Forse, dal punto di vista di un marxista, si possono tracciare confini e opporsi a molte delle decisioni, approcci e obiettivi politici dell'Ayatollah Khamenei; Soprattutto perché, nei più di quarant'anni di storia del nostro Paese, i comunisti hanno sempre pagato un prezzo elevato nella ricerca della giustizia e della resistenza. Tuttavia, la sua fedele e intransigente adesione al principio del patriottismo, la sua ostinata resistenza all'imperialismo e la sua difesa incondizionata della causa palestinese non sono principi su cui una persona onorevole possa rimanere in silenzio il giorno del suo addio e della sua sepoltura.

Il tramonto di un portabandiera non segna la fine di una linea politica, ma l’inizio del giudizio della storia. Per un analista anti-imperialista che volge lo sguardo verso gli orizzonti dell’Oriente e verso la rivolta contro il dominio, dire addio a un leader che ha trascorso la propria vita sul fronte della battaglia contro l’egemonia occidentale non è un evento che si possa facilmente ignorare. Domani, il suolo iraniano aprirà le braccia per scortare il corpo dell'Ayatollah Seyyed Ali Khamenei alla sua tomba eterna in mezzo a una tempesta di folle e alla presenza di alti inviati del fronte anti-unilateralismo, inclusi alleati strategici dell'Est. Questo sfogo senza precedenti è un tributo a una figura che definì l'indipendenza non come uno slogan politico, ma come uno spirito soffiato nel corpo di questo confine e paesaggio; un leader che, nella tempesta del terrorismo internazionale organizzato, sacrificò la propria vita per proteggere la sovranità nazionale e tracciò le linee della lotta contro il colonialismo oltre i confini teorici tradizionali.
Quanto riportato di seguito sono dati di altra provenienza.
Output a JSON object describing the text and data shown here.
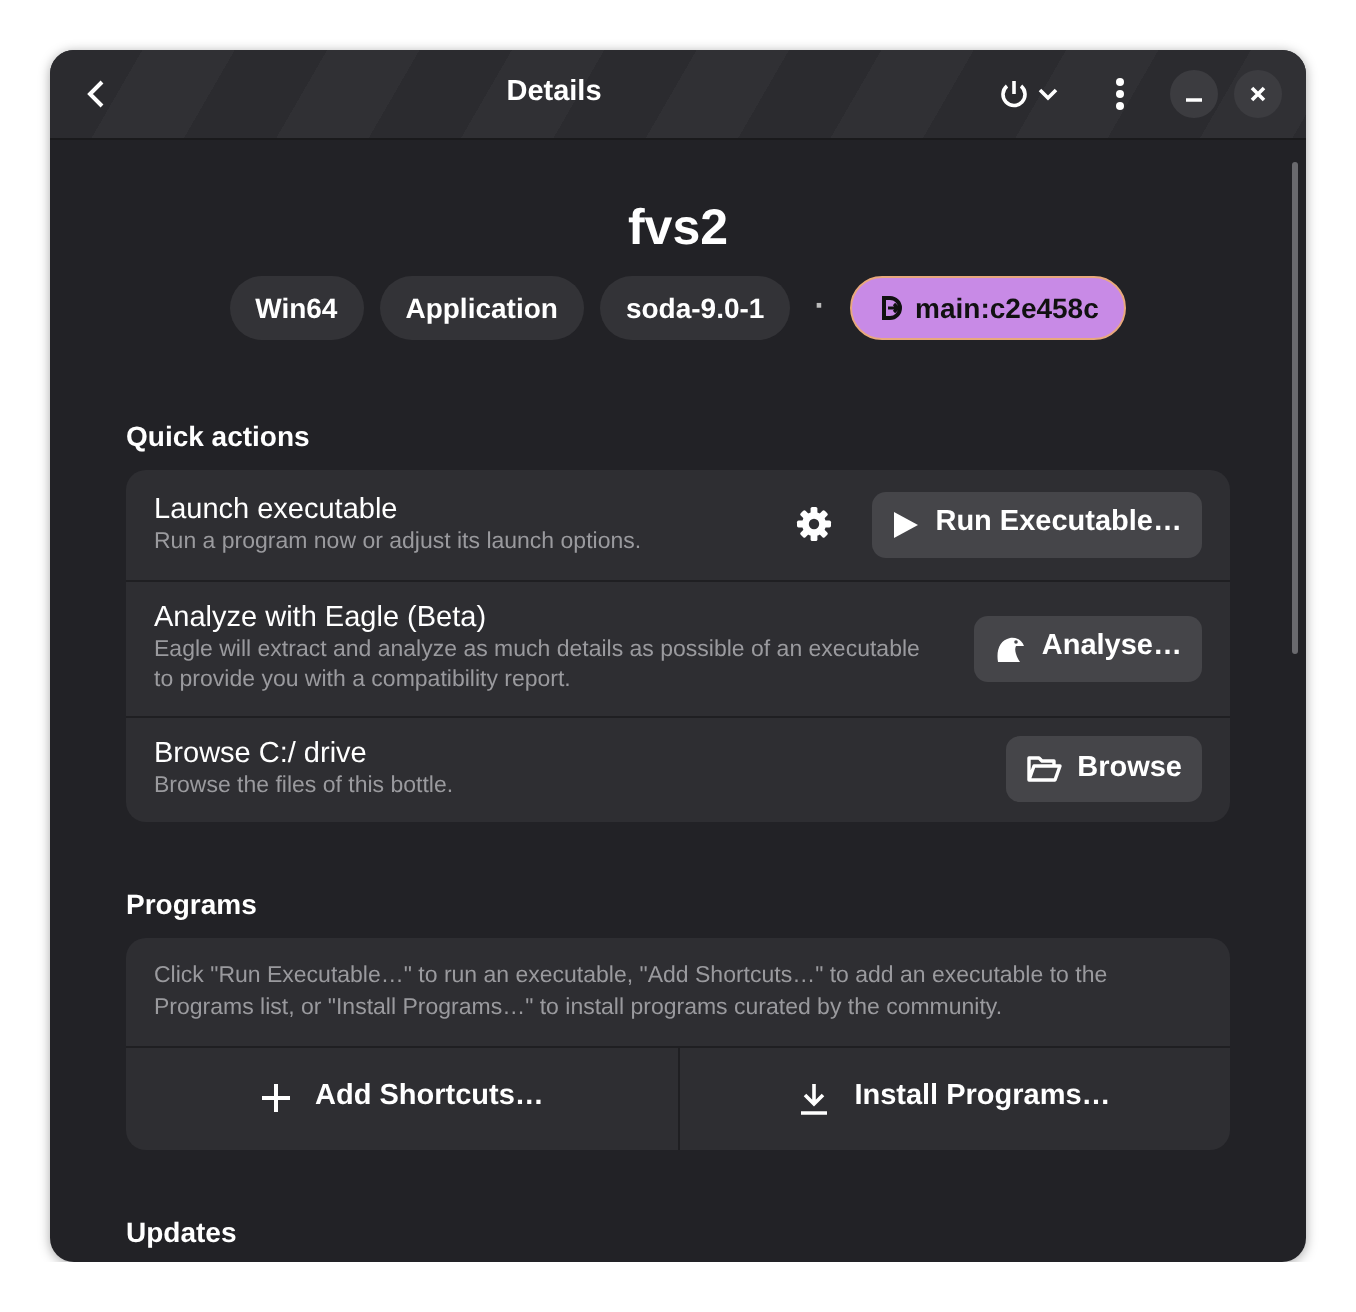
{
  "header": {
    "title": "Details"
  },
  "bottle": {
    "name": "fvs2",
    "tags": [
      {
        "kind": "tag",
        "label": "Win64"
      },
      {
        "kind": "tag",
        "label": "Application"
      },
      {
        "kind": "tag",
        "label": "soda-9.0-1"
      },
      {
        "kind": "separator",
        "label": "·"
      },
      {
        "kind": "branch",
        "label": "main:c2e458c"
      }
    ]
  },
  "quick_actions": {
    "heading": "Quick actions",
    "rows": [
      {
        "kind": "launch",
        "title": "Launch executable",
        "subtitle": "Run a program now or adjust its launch options.",
        "button": "Run Executable…"
      },
      {
        "kind": "analyze",
        "title": "Analyze with Eagle (Beta)",
        "subtitle": "Eagle will extract and analyze as much details as possible of an executable to provide you with a compatibility report.",
        "button": "Analyse…"
      },
      {
        "kind": "browse",
        "title": "Browse C:/ drive",
        "subtitle": "Browse the files of this bottle.",
        "button": "Browse"
      }
    ]
  },
  "programs": {
    "heading": "Programs",
    "description": "Click \"Run Executable…\" to run an executable, \"Add Shortcuts…\" to add an executable to the Programs list, or \"Install Programs…\" to install programs curated by the community.",
    "buttons": [
      {
        "kind": "add",
        "label": "Add Shortcuts…"
      },
      {
        "kind": "install",
        "label": "Install Programs…"
      }
    ]
  },
  "updates": {
    "heading": "Updates"
  }
}
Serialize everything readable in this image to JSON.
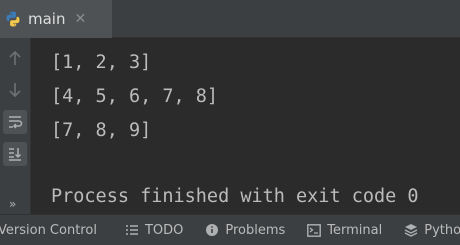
{
  "run_tab": {
    "label": "main",
    "close_glyph": "✕",
    "icon": "python-icon"
  },
  "toolbar": {
    "buttons": [
      "arrow-up-icon",
      "arrow-down-icon",
      "soft-wrap-icon",
      "scroll-to-end-icon"
    ],
    "more_glyph": "»"
  },
  "console": {
    "lines": [
      "[1, 2, 3]",
      "[4, 5, 6, 7, 8]",
      "[7, 8, 9]",
      "",
      "Process finished with exit code 0"
    ]
  },
  "bottom_bar": {
    "items": [
      "Version Control",
      "TODO",
      "Problems",
      "Terminal",
      "Python"
    ]
  },
  "colors": {
    "background": "#2b2b2b",
    "panel": "#3c3f41",
    "text": "#bbbbbb"
  }
}
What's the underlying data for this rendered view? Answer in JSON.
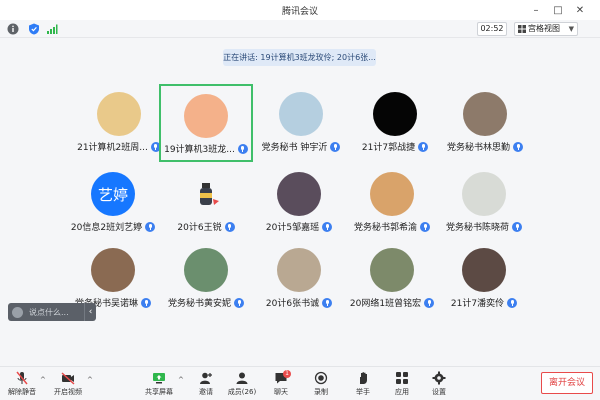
{
  "window": {
    "title": "腾讯会议"
  },
  "infobar": {
    "timer": "02:52",
    "view_label": "宫格视图"
  },
  "speaking": "正在讲话: 19计算机3班龙玫伶; 20计6张...",
  "participants": [
    {
      "name": "21计算机2班周...",
      "avatar_color": "#e9c98a",
      "kind": "image"
    },
    {
      "name": "19计算机3班龙...",
      "avatar_color": "#f4b18a",
      "kind": "image",
      "active": true
    },
    {
      "name": "党务秘书  钟宇沂",
      "avatar_color": "#b5cfe0",
      "kind": "image"
    },
    {
      "name": "21计7郭战捷",
      "avatar_color": "#050505",
      "kind": "image"
    },
    {
      "name": "党务秘书林思勤",
      "avatar_color": "#8d7a6a",
      "kind": "image"
    },
    {
      "name": "20信息2班刘艺婷",
      "avatar_color": "#1677ff",
      "kind": "initials",
      "initials": "艺婷"
    },
    {
      "name": "20计6王锐",
      "avatar_color": "#f5f6f8",
      "kind": "image"
    },
    {
      "name": "20计5邹嘉瑶",
      "avatar_color": "#5a4d5c",
      "kind": "image"
    },
    {
      "name": "党务秘书郭希渝",
      "avatar_color": "#d9a36a",
      "kind": "image"
    },
    {
      "name": "党务秘书陈晓荷",
      "avatar_color": "#d8dbd6",
      "kind": "image"
    },
    {
      "name": "党务秘书吴诺琳",
      "avatar_color": "#8a6a52",
      "kind": "image"
    },
    {
      "name": "党务秘书黄安妮",
      "avatar_color": "#6b8f6e",
      "kind": "image"
    },
    {
      "name": "20计6张书诚",
      "avatar_color": "#b9a892",
      "kind": "image"
    },
    {
      "name": "20网络1班曾铭宏",
      "avatar_color": "#7d8a6a",
      "kind": "image"
    },
    {
      "name": "21计7潘奕伶",
      "avatar_color": "#5c4a44",
      "kind": "image"
    }
  ],
  "chat": {
    "placeholder": "说点什么..."
  },
  "toolbar": {
    "unmute": "解除静音",
    "start_video": "开启视频",
    "share_screen": "共享屏幕",
    "invite": "邀请",
    "members": "成员(26)",
    "chat": "聊天",
    "chat_badge": "1",
    "record": "录制",
    "raise_hand": "举手",
    "apps": "应用",
    "settings": "设置",
    "leave": "离开会议"
  },
  "colors": {
    "accent": "#3c7ff0",
    "active_border": "#3fbf6a",
    "leave": "#e14040"
  }
}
Molti insistevano sulla convinzione stereotipata che l'orizzonte di un leader religioso rimanesse confinato entro i confini della Sharia, ma la sua scuola di pensiero e i suoi discorsi rivoluzionari erano una linea di invalidità a questa ipotesi. L'Ayatollah Khamenei pose la dottrina di un "Iran forte e indipendente" al vertice dei suoi ideali; un ideale che non si opponeva alle credenze dottrinali, ma piuttosto in linea con l'antica identità e l'originalità iraniana. Ha ripetutamente sottolineato che il patriottismo e l'adesione ai valori sono due facce della stessa medaglia, e che difendere l'integrità territoriale è la prima assunzione stabile nella continuazione della vita di una nazione. Nel suo carattere, l'ostilità delle potenze arroganti del mondo non era rivolta a un sistema politico specifico, ma all'essenza di un Iran potente, progressista e indipendente; Una fiducia storica su cui scendere a compromessi non sarebbe altro che una discesa nell'abisso dell'umiliazione nazionale.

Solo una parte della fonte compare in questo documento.